Разбито парадное зеркало. Большое и любимое. Подарок мужа на какой-то день рождение. Вещь, совершенно необходимая. В приметы не верю. Вернее, в плохие приметы не верю. Если посуда бьётся к счастью, то пусть и разбитое зеркало притянет хорошести. Одну оно уже принесло фактом своего разбития. Без большого зеркала я не могу. Значит – будет новое. Ещё лучше, изящнее, красивее.
Конечно, этот пост отнюдь не гимн разбитым зеркалам. Просто когда на полу лежали осколки, то немедленно пришёл на ум Пикассо. Его портрет Амбруаза Воллара.
Эту картину приобрёл Иван Абрамович Морозов для своей коллекции. Кубизм Морозов не понял и не принял. Купил портрет знаменитого торговца картинами и антиквариатом, потому что обнаружил поразительное сходство с дельцом, у которого, кстати сказать, приобретал множество картин для своей коллекции. Сергей Иванович Щукин отнёсся к экспериментам Пабло сначала с сожалением. “Какая потеря для искусства”, – воскликнул он. А потом подумал, постояв перед полотном “Дама с веером”, сказал: “Наверное всё же прав он, а не я”. И приобрёл картину.
Повесил её в том месте своего особняка (на Знаменке, сейчас здание принадлежит Минобороне), где проходил чаще всего, в узком проходе между гостиной и спальней. И однажды физически ощутил на себе взгляд с картины. После этого всё, что было сделано до кубизма, показалось Сергею Ивановичу скучным, бледным и пресным. С кубизмом в широком смысле я знакома плохо. Видела только то, что хранится у нас в Москве. Пикассо. В новой Третьяковке собственно кубизма немного. Малевич – это не кубизм. Это другое. И интересно то, что со мной произошло тоже, что и с Сергеем Ивановичем. Мне не совсем приятно было заходить в ту часть ГМИИ, где выставлен кубизм Пикассо (и одно полотно Жоржа Брака). Но это поначалу. Сейчас просто не могу дождаться, когда наконец доведу туда свою публику. Там я немного комментирую картины и бросаю группу, даю время погулять по музею. А сама остаюсь в этой части коллекции. Сижу перед “Девочкой на шаре”. А потом опять перехожу в зал со “Скрипкой”, “Дамой с веером”, стою перед Волларом. Кому интересно, тут подробности. А я хочу в Зазеркалье. С недавних пор стала замечать, как притягательны бывают отражения. В окнах.
В воде.
В витринах. От таких панорам трудно оторваться. Особенно, когда есть возможность побыть с Зазеркальем наедине. Возникает какое-то мистическое чувство. Как будто ты на самой границе и тебе нужно решить, пересекать её или нет. Там, в Зазеркалье, всё как у нас. Только правое становится левым, деревья растут не вверх, а вниз,
а облака плывут не по воздуху, а по воде.
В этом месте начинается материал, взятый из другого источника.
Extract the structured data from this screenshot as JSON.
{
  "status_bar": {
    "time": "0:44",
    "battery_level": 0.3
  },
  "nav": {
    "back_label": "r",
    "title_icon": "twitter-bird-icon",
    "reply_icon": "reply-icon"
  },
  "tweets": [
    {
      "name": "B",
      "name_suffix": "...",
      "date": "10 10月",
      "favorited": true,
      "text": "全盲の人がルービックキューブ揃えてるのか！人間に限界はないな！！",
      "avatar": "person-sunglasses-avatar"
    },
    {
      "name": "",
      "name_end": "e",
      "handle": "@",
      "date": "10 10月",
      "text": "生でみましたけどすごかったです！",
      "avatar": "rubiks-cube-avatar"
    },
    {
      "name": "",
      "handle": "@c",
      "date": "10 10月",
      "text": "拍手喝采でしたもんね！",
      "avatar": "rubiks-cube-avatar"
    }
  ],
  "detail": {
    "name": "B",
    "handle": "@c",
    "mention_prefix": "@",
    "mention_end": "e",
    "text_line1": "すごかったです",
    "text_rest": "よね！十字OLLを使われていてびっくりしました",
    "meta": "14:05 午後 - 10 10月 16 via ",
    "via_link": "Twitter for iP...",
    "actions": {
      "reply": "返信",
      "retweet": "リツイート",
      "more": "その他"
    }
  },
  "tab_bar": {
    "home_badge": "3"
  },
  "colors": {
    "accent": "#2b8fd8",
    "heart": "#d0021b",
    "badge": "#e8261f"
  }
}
И ты, как завороженный, смотришь на существующий в другом измерении мир. В который, если вступить, то уже не вернёшься. Он существует сам по себе, только лишь изредка выступает на поверхность того, чьим отражением является.
Он как магнитом манит тебя туда. Иллюзорностью и спокойствием. Насыщенностью и интенсивностью цвета. Кажущейся реальностью. Точной копией осмелившихся подойти ближе. Он и тебя без зазрения совести продублирует и выдаст чёткий отпечаток.
И разобьётся вдребезги, от проплывающей лодки, брошенного камня, порыва ветра. А ты потом ещё долго будешь помнить это Зазеркалье. Искать его глазами, приглядываться, вспоминать, размышлять.
Оно шагнёт тебе навстречу. Как будто и не уходило никуда. И покажется никаким не мистическим. А своим, домашним, прирученным.
И только подует ветерок, разбудит рябь на прудике, ты придёшь на следующее свидание, а твоё Зазеркалье не дождалось. Разбилось и уплыло в свою неведомую страну.